Durante o dia, também treinamos com a adaga uma contra a outra. Não foi algo difícil, mas nenhuma entendia exatamente como isso funcionava. Meu pai me ensinara certa vez. Ele havia aprendido a manusear uma espada quando era jovem, mas eu não tinha certeza do motivo. Brincar que estávamos na idade média era uma das minhas brincadeiras favoritas. Eu e Sarah contra ele e mamãe. Obviamente, sem nenhum objeto cortante real. De qualquer forma, eu não me considerava apta e boa o suficiente. Mas era o que restava e a minha única esperança.
- Não estamos tão mal assim. – Ela disse.
- Espero que não. – Eu ri.
O dia passou tão rápido quanto a noite, e assim que acordamos na manhã seguinte, lá estavam eles. Evan e Ryan, sorridentes. Eu e Sophie nos assustamos, mas de uma forma boa.
Evan correu para me abraçar assim que nos vimos no corredor. Passáramos apenas um dia longe, mas já sentia falta do seu beijo e de mantê-lo junto a mim.
A manhã correu como de costume, rapidamente, e assim que a tarde chegou todos nós nos reunimos no dormitório dos garotos.
Contamos a ele da nossa estratégia e que eles logo atacariam, bem como eles contaram tudo o que houve durante seu percurso.
Não fora difícil entrar em contato e encontrar outros anjos. Quando não querem ser encontrados é um pouco mais difícil, mas praticamente todos são abertos a entrar em contato com seus semelhantes. A maioria não viu problema em nos ajudar. Estariam disponíveis assim que fossem chamados. Um exército com cerca de mil nefilins para combater demônios de todos os tipos.
Um exército com cerca de mil nefilins para lutar pela minha vida.
Era muito provável que ganhássemos isso, caso tudo ocorresse tal qual o plano mandava.

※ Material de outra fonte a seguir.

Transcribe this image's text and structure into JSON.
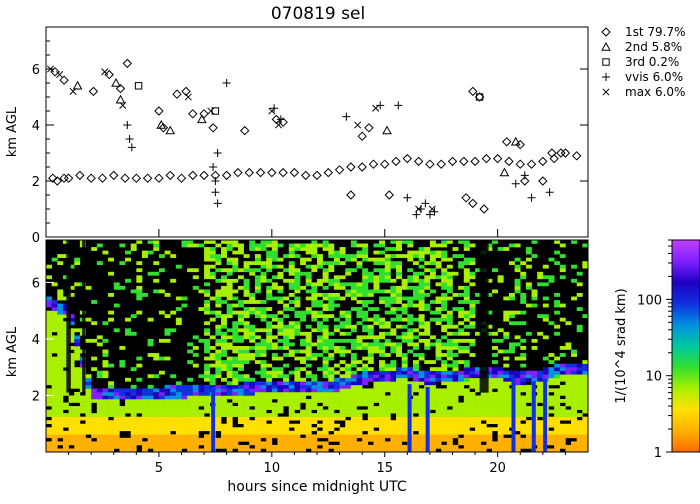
{
  "title": "070819 sel",
  "chart_data": [
    {
      "type": "scatter",
      "panel": "cloud-base-heights",
      "ylabel": "km AGL",
      "xlim": [
        0,
        24
      ],
      "ylim": [
        0,
        7.5
      ],
      "yticks": [
        0,
        2,
        4,
        6
      ],
      "legend_position": "right",
      "series": [
        {
          "name": "1st 79.7%",
          "marker": "diamond",
          "x": [
            0.3,
            0.5,
            0.8,
            1.0,
            1.5,
            2.0,
            2.5,
            3.0,
            3.5,
            4.0,
            4.5,
            5.0,
            5.5,
            6.0,
            6.5,
            7.0,
            7.5,
            8.0,
            8.5,
            9.0,
            9.5,
            10.0,
            10.5,
            11.0,
            11.5,
            12.0,
            12.5,
            13.0,
            13.5,
            14.0,
            14.5,
            15.0,
            15.5,
            16.0,
            16.5,
            17.0,
            17.5,
            18.0,
            18.5,
            19.0,
            19.5,
            20.0,
            20.5,
            21.0,
            21.5,
            22.0,
            22.5,
            23.0,
            23.5,
            0.4,
            0.8,
            2.1,
            2.8,
            3.3,
            3.6,
            5.0,
            5.2,
            5.8,
            6.2,
            6.5,
            7.0,
            7.4,
            8.8,
            10.2,
            10.5,
            14.0,
            14.3,
            18.9,
            19.2,
            20.4,
            21.0,
            21.2,
            22.4,
            22.8,
            13.5,
            15.2,
            18.6,
            18.9,
            19.4,
            22.0
          ],
          "y": [
            2.1,
            2.0,
            2.1,
            2.1,
            2.2,
            2.1,
            2.1,
            2.2,
            2.1,
            2.1,
            2.1,
            2.1,
            2.2,
            2.1,
            2.2,
            2.2,
            2.2,
            2.2,
            2.3,
            2.3,
            2.3,
            2.3,
            2.3,
            2.3,
            2.2,
            2.2,
            2.3,
            2.4,
            2.5,
            2.5,
            2.6,
            2.6,
            2.7,
            2.8,
            2.7,
            2.6,
            2.6,
            2.7,
            2.7,
            2.7,
            2.8,
            2.8,
            2.7,
            2.6,
            2.6,
            2.7,
            2.8,
            3.0,
            2.9,
            5.9,
            5.6,
            5.2,
            5.8,
            5.3,
            6.2,
            4.5,
            3.9,
            5.1,
            5.2,
            4.4,
            4.4,
            3.9,
            3.8,
            4.2,
            4.1,
            3.6,
            3.9,
            5.2,
            5.0,
            3.4,
            3.3,
            2.0,
            3.0,
            3.0,
            1.5,
            1.5,
            1.4,
            1.2,
            1.0,
            2.0
          ]
        },
        {
          "name": "2nd  5.8%",
          "marker": "triangle",
          "x": [
            1.4,
            3.1,
            3.3,
            5.1,
            5.5,
            6.9,
            15.1,
            20.8,
            20.3
          ],
          "y": [
            5.4,
            5.5,
            4.9,
            4.0,
            3.8,
            4.2,
            3.8,
            3.4,
            2.3
          ]
        },
        {
          "name": "3rd  0.2%",
          "marker": "square",
          "x": [
            4.1,
            7.5,
            19.2
          ],
          "y": [
            5.4,
            4.5,
            5.0
          ]
        },
        {
          "name": "vvis  6.0%",
          "marker": "plus",
          "x": [
            3.6,
            3.7,
            3.8,
            7.4,
            7.5,
            7.5,
            7.6,
            7.6,
            8.0,
            10.1,
            10.4,
            13.3,
            14.8,
            15.6,
            16.0,
            16.4,
            16.6,
            16.8,
            17.0,
            17.2,
            20.8,
            21.2,
            21.5,
            22.3
          ],
          "y": [
            4.0,
            3.5,
            3.2,
            2.5,
            2.0,
            1.6,
            1.2,
            3.0,
            5.5,
            4.6,
            4.2,
            4.3,
            4.7,
            4.7,
            1.4,
            0.8,
            1.0,
            1.2,
            0.8,
            0.9,
            1.9,
            2.2,
            1.4,
            1.6
          ]
        },
        {
          "name": "max  6.0%",
          "marker": "cross",
          "x": [
            0.2,
            0.6,
            1.2,
            2.6,
            3.4,
            6.3,
            7.3,
            10.0,
            10.3,
            13.8,
            14.6,
            16.5,
            17.1
          ],
          "y": [
            6.0,
            5.8,
            5.2,
            5.9,
            4.7,
            5.0,
            4.5,
            4.5,
            4.0,
            4.0,
            4.6,
            1.0,
            1.0
          ]
        }
      ]
    },
    {
      "type": "heatmap",
      "panel": "lidar-backscatter",
      "xlabel": "hours since midnight UTC",
      "ylabel": "km AGL",
      "xlim": [
        0,
        24
      ],
      "ylim": [
        0,
        7.5
      ],
      "xticks": [
        5,
        10,
        15,
        20
      ],
      "yticks": [
        2,
        4,
        6
      ],
      "colorbar": {
        "label": "1/(10^4 srad km)",
        "scale": "log",
        "range": [
          1,
          600
        ],
        "ticks": [
          1,
          10,
          100
        ],
        "colors": [
          "#ff6a00",
          "#ffb000",
          "#ffe000",
          "#a8f000",
          "#30e030",
          "#00c8a0",
          "#0090e0",
          "#1030e0",
          "#2000c0",
          "#8020ff",
          "#c040ff"
        ]
      },
      "cloud_base_km": [
        [
          0,
          5.3
        ],
        [
          1,
          5.0
        ],
        [
          2,
          2.1
        ],
        [
          5,
          2.1
        ],
        [
          8,
          2.2
        ],
        [
          10,
          2.3
        ],
        [
          12,
          2.3
        ],
        [
          13,
          2.4
        ],
        [
          14,
          2.6
        ],
        [
          15,
          2.7
        ],
        [
          16,
          2.8
        ],
        [
          17,
          2.6
        ],
        [
          18,
          2.7
        ],
        [
          19,
          2.8
        ],
        [
          20,
          2.8
        ],
        [
          21,
          2.6
        ],
        [
          22,
          2.7
        ],
        [
          23,
          3.0
        ],
        [
          24,
          2.9
        ]
      ]
    }
  ]
}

Estariam todos do lado oposto do bosque que ficava ao lado da escola. Se conseguíssemos pular a cerca e atravessar para o outro lado, os alunos encontrariam um grande terreno aberto. Era que tudo iria acontecer. Eu e Sophie ficaríamos na floresta, escondidas e aguardando que alguém viesse atrás de nós. Se ninguém viesse, um dos nossos viria assim que fosse possível entrarmos em combate com Lilith e Hollie, mas Evan e Ryan estariam nos ajudando. As duas teriam o fim que mereciam.
E no final, tudo daria certo. Todos aqueles do lado mal estariam mortos ou bem longe dali, e finalmente poderíamos desfrutar de paz novamente. Poderíamos enfim viver as nossas vidas e sermos felizes da maneira mais normal que fosse possível.
Gostaria que isso acontecesse.
Estávamos todos crentes de que o plano funcionaria.
O clima que se seguiu na noite e no dia seguinte foi tenso. Sabíamos que eles poderiam aparecer a qualquer momento no dia seguinte. Ninguém foi a aula. Apenas descansávamos e os garotos contataram a todos os outros. Sophie teve uma visão, e deveríamos encontra-los as 13h do dia seguinte no campo de batalha.